While this has been a brief overview/refresher on what anti-virus software can and cannot do, it’s clear that anti-virus is a must-have element in any computer security product portfolio. Our next article will address the strengths and weaknesses of complementary technologies like sandboxing and behavior blocking, but if you have any questions in the meantime, please don’t hesitate to ask them now in the Security Teacher comments space.

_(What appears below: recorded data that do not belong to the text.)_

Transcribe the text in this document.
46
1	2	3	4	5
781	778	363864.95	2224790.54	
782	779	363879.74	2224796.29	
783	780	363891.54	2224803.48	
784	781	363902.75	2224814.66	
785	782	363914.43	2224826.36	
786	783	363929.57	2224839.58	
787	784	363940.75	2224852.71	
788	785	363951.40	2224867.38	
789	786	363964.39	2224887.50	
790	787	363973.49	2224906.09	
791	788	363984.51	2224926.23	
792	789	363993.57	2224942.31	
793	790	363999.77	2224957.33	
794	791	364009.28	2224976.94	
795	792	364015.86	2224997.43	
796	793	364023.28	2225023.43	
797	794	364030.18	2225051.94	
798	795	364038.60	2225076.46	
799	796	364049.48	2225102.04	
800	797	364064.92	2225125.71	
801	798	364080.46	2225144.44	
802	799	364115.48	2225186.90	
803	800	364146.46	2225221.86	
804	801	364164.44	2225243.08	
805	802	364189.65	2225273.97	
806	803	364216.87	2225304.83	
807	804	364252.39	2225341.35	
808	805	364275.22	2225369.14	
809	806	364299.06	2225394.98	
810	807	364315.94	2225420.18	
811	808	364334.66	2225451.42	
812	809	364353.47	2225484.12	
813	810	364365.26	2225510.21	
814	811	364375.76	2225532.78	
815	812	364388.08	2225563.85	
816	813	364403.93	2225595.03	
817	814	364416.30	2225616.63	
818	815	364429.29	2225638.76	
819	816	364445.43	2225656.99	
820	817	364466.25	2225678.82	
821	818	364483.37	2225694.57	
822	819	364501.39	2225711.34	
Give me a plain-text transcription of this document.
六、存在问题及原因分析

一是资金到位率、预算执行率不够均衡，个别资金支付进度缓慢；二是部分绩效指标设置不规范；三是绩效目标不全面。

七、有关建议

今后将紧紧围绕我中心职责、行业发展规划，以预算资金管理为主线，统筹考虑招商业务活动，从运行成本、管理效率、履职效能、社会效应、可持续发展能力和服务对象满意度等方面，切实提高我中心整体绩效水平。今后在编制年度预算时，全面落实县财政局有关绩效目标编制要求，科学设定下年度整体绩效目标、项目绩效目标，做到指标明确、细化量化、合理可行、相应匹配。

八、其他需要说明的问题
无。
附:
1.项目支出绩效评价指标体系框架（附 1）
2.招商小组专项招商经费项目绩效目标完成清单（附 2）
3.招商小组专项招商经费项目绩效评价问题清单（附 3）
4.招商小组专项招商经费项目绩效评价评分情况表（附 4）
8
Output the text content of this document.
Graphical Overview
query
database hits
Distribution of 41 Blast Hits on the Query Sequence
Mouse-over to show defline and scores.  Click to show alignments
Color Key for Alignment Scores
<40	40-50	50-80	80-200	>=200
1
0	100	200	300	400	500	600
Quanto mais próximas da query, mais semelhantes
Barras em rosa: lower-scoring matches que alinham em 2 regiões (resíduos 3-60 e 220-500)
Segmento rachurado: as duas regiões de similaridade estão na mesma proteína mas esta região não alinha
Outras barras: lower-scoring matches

Posted in Security Insight

13 Responses

  1. T. Dec

    Thanks for the info, it’s getting difficult to use the internet to do business safely with all the desperado’s trying to make things difficult, I often wonder why they want to become such dickheads when it’s so easy to stay cool. :)

  2. amauripatagonia

    it´s interesting news. Can you send part 1. thanks you. you are a good people. i´m wait for parte 3. best regards.

    Argentina.

  3. Tito Martin

    Good article and filled in many of the dark areas. I use the computer a lot but not the internet as it usually causes me problems – either the antivirus slows my computer down or I get lost and forget what I originally logged on for. The internet is not as much fun anymore.

  4. gopichandlalwani

    thanks for your help

  5. John Hoerner

    One way to support good development is to make your program compatible with good other programs. I like outpost but it causes me lots of problems. Am using Kaspersky anti-virus and AVG anti-spyware – seems to be lots of conflicts.

    John

  6. Pavel Goryakin

    Thanks to everyone for the comments!

    To amauripatagonia: the Part 1 (Firewall software) is in Security Teacher as well: http://www.securityteacher.com/2008/01/16/security-choices-part-1-the-software-firewall/

    To John: We’ve worked a lot on compatibility issues. As for AVG antispyware: you turned off Outpost’s antispyware / antimalware plugin, didn’t you?

  7. Paul J. Hopkins

    Hi!
    I have used Agnitum Firewall for God know how many years and found it to be excellent, but when it come to anti-virus software I used to use Norton but found it slowed my PC dwon considerably on bootup and on using the Internet, so I did away with it and got the Free version of AVG.
    However today, I bought the full Agnitum Outpost Security Suite Pro and I was wondering if I can get rid of the AVG now. (I.e. – does the security Suite Pro act as anti-virus software?)
    Answers in an email please!

  8. Aron

    Thanks for the info, but i liked to have more info on keyloggers. i am 16 years old using Outpost Security Suit Pro version 6.0. well…. thats my comment…

  9. Pavel Goryakin

    Aron, we’ve already had an article on keyloggers. Please find it here:
    http://www.agnitum.com/news/securityinsight/issues/march2007

  10. Antonio Santerini

    I besides the antivirus use Prevx 2.0 that it notices a lot of malware before serves them scansionare as the antivirus, I hold him/it a software to recommend to all together with the antivirus and naturally to Outpost Firewall Pro

  11. Jonathan Harris

    I found this and the preceding article very helpful, but I’m still not sure whether the optimum security arrangement is firewall plus anti-virus. I assume that the Agnitum Security Suite provides this overall protection, whereas Outpost itself needs additional anti-virus? (the Agnitum site isn’t as clear as it could be on the differences between the packages, and who should use which one). And presumably using an integrated solution like Security Suite should elminate all conflicts and go-slows? – if so this is a major advantage.

  12. vacis

    i used a lot of antivirus programs and firewalls before but i often had a lot of security problems. now i started to use agnitum security suite and my computer became stable like it never was before.
    thanks to agnitum

  13. Pavel Goryakin

    Many thanks to everyone for the comments! First of all, just to make things clear: Security Teacher is not equal to Agnitum blog, so we wouldn’t like to give any recommendations concerning our products here. However, we’ve always expressed the idea that all-in-one security solutions are much more convenient and, from our point of view, optimal for the majority of users.

    To Jonathan and Vacis: yes, we agree completely. Using a security suite rather than a bundle of products from manifold vendors means more stability, no incompatibility issues and requires less user involvement.